Comparaison n'est cependant pas raison jusqu'au bout. "Il faut donner aux travailleurs immigrés les mêmes droits sociaux qu'à leurs camarades français", plaide le candidat du PCF à l'élection présidentielle de 1981, aux antipodes cette fois de la préférence nationale ultérieurement théorisée par le FN.

Il s'agit en revanche bien d'égalité des droits sociaux et non d'égalité des droits politiques: lors des discussions du "programme commun", le PS se heurte au PCF et au MRG sur l'octroi du droit de vote aux étrangers pour les élections municipales (cf. François Loncle, Autopsie d'une rupture. La désunion de la gauche, Jean-Claude Simoën, 1979). Déposée au Sénat le 20 décembre 1977 par le groupe communiste, la proposition de loi "tendant à garantir les droits et les libertés des travailleurs immigrés et des étrangers en France" ne propose ainsi que le droit de vote et d'éligibilité aux élections professionnelles (article 9). Ce n'est qu'en 1985 que le PCF rejoindra la position du PS sur le sujet.

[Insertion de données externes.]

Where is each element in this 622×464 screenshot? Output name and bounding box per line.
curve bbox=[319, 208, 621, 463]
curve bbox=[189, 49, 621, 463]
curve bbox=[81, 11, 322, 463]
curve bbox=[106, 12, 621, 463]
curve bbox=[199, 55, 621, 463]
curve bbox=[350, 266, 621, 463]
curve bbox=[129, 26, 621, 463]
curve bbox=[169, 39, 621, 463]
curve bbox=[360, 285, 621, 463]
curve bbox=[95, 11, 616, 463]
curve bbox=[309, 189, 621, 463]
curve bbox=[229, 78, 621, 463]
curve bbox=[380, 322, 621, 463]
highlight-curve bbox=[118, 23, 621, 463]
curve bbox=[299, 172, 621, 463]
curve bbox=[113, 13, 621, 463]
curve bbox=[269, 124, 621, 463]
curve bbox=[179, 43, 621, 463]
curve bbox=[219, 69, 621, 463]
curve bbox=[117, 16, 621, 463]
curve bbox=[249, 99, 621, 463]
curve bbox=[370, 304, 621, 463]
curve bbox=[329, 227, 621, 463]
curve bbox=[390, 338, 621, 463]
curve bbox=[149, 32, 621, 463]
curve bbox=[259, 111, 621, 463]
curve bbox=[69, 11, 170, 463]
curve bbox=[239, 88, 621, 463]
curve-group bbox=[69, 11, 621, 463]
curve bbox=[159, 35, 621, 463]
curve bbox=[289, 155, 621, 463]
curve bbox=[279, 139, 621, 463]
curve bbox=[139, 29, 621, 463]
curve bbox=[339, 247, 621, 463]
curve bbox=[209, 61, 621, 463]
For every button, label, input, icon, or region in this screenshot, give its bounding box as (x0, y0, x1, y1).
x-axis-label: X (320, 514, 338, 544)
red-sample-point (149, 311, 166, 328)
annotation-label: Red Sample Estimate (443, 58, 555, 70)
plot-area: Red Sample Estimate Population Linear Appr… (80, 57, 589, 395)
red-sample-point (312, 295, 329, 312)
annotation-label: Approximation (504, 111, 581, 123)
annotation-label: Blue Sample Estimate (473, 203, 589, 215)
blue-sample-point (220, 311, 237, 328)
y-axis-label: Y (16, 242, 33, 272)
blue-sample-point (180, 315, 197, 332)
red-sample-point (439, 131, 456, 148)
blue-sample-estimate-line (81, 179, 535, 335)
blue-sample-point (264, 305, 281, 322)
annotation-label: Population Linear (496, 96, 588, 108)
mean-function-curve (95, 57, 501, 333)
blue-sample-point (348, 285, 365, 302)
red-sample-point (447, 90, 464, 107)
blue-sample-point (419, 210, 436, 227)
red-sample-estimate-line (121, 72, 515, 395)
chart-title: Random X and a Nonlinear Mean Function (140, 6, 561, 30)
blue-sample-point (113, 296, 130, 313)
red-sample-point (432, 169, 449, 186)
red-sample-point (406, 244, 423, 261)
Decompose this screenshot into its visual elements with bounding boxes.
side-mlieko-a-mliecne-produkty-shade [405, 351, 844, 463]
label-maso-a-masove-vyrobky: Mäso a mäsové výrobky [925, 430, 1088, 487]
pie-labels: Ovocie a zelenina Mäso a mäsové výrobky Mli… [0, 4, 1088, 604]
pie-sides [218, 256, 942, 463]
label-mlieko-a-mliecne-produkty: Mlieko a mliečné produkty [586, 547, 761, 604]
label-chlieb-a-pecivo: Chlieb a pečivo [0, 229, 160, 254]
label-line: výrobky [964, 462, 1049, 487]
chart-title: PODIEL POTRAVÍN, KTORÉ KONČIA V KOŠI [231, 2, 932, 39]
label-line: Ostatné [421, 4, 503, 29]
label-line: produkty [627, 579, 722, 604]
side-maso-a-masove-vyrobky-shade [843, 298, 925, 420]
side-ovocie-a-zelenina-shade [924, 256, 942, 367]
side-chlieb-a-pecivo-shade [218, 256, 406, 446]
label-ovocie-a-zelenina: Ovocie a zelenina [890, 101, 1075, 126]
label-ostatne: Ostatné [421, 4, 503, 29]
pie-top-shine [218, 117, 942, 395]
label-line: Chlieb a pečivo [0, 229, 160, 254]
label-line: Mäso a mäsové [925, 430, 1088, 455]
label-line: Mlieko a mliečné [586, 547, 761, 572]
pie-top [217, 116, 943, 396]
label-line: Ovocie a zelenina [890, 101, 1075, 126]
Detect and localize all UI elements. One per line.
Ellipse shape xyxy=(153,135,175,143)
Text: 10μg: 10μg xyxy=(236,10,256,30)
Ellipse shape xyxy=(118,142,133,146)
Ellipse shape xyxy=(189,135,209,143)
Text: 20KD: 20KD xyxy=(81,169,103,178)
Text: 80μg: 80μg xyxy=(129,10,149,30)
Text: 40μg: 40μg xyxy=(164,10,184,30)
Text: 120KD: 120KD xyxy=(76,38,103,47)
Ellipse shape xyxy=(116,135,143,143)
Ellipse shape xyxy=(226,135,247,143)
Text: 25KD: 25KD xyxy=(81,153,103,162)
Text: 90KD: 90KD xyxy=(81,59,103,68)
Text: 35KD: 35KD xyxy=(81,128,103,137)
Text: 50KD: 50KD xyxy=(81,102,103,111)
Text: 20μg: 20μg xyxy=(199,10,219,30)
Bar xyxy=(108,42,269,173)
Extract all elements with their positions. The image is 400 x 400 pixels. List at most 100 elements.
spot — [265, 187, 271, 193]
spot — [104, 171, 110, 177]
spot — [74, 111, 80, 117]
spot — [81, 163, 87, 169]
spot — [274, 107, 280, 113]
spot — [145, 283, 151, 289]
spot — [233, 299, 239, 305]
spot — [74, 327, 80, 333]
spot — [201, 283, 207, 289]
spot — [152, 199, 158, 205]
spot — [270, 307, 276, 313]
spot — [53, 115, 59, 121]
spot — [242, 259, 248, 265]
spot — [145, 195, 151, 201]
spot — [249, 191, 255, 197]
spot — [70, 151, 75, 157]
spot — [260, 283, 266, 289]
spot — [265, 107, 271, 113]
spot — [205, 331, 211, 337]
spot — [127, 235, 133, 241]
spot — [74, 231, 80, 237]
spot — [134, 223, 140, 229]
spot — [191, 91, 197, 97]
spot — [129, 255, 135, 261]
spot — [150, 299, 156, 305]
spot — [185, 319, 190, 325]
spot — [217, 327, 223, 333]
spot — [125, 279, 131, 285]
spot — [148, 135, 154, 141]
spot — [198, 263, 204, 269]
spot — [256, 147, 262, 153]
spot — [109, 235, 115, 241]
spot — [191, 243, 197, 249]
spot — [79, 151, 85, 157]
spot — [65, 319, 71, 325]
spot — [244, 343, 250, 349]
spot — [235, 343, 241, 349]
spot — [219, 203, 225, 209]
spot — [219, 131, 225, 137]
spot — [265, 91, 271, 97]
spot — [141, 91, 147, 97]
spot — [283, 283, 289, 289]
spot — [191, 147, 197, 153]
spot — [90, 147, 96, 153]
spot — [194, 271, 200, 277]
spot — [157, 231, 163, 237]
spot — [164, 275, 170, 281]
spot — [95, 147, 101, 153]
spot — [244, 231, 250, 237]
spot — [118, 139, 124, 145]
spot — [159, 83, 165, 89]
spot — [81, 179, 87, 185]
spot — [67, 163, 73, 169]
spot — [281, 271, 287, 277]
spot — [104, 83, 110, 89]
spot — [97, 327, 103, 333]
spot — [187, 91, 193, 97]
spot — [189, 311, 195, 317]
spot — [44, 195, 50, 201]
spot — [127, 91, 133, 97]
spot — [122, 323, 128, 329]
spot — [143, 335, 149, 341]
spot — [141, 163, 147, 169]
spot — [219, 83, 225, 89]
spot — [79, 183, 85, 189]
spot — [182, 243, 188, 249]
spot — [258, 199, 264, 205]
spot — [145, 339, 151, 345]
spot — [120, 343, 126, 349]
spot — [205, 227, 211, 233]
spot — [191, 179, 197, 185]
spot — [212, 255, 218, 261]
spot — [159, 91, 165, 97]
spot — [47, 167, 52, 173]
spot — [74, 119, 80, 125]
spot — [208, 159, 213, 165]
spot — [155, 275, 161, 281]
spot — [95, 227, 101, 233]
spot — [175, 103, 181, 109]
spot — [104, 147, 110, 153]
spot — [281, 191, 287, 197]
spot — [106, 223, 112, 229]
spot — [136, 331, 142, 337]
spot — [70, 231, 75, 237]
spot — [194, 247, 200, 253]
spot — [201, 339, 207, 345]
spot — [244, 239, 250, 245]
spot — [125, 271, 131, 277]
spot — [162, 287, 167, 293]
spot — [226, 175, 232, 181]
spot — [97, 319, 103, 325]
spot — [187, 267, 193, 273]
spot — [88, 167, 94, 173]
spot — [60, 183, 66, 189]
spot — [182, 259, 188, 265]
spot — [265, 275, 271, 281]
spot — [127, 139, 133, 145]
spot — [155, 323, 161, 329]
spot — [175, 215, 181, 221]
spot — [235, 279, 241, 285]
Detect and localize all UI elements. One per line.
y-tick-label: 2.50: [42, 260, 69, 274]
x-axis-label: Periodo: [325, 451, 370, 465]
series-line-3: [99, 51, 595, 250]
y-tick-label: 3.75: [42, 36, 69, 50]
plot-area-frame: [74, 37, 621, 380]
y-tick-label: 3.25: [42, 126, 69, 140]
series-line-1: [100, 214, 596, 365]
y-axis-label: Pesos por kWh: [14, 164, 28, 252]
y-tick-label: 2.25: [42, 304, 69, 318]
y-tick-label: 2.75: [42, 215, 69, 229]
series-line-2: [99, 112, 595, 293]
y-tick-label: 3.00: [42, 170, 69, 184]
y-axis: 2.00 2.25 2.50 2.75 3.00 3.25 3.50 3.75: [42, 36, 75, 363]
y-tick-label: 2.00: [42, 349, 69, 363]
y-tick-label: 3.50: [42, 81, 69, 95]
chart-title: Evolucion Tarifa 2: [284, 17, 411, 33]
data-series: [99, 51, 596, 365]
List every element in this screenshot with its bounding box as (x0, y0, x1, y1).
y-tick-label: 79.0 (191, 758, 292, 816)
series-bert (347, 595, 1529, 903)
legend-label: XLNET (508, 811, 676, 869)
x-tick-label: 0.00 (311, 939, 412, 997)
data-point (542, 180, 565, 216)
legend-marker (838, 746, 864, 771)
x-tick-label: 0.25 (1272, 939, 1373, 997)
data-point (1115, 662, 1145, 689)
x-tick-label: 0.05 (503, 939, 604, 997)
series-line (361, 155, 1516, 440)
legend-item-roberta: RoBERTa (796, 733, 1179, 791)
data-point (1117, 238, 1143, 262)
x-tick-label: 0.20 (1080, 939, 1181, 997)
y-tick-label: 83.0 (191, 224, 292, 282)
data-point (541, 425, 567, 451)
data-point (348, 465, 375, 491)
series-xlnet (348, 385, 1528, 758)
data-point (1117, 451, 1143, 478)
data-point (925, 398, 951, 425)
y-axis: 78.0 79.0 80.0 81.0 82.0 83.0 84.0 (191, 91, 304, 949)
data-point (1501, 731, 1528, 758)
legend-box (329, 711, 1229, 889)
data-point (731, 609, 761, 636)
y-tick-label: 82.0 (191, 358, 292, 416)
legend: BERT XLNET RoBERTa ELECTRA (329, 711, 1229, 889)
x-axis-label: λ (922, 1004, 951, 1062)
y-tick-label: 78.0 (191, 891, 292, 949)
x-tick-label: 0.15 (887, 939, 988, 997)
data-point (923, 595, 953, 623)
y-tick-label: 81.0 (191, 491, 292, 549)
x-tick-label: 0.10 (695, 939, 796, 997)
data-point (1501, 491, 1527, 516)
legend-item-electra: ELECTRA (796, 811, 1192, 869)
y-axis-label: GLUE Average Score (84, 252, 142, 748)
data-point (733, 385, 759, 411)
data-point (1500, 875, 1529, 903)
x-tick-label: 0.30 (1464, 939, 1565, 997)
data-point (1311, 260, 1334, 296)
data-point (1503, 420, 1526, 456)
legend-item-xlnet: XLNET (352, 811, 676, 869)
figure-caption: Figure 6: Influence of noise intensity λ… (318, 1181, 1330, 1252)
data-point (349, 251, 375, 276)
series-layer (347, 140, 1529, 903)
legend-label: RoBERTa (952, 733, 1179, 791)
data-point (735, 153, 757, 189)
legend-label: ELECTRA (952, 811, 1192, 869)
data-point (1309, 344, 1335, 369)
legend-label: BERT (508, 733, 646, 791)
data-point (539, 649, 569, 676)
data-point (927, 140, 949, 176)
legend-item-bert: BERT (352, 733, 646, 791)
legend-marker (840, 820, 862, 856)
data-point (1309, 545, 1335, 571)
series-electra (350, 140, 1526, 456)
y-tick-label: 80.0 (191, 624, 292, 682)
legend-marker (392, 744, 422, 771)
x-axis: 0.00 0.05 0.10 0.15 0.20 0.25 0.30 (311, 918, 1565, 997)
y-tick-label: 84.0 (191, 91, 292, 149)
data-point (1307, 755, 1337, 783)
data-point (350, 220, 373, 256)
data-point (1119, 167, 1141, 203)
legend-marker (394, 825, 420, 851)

"Il faut stopper l'immigration officielle et clandestine, mais non chasser par la force les travailleurs immigrés déjà présents en France", insiste enfin Georges Marchais, en invitant "les travailleurs immigrés et français non pas à se combattre entre eux, mais à unir leurs forces contre leurs vrais ennemis communs, les exploiteurs et ceux qui les servent."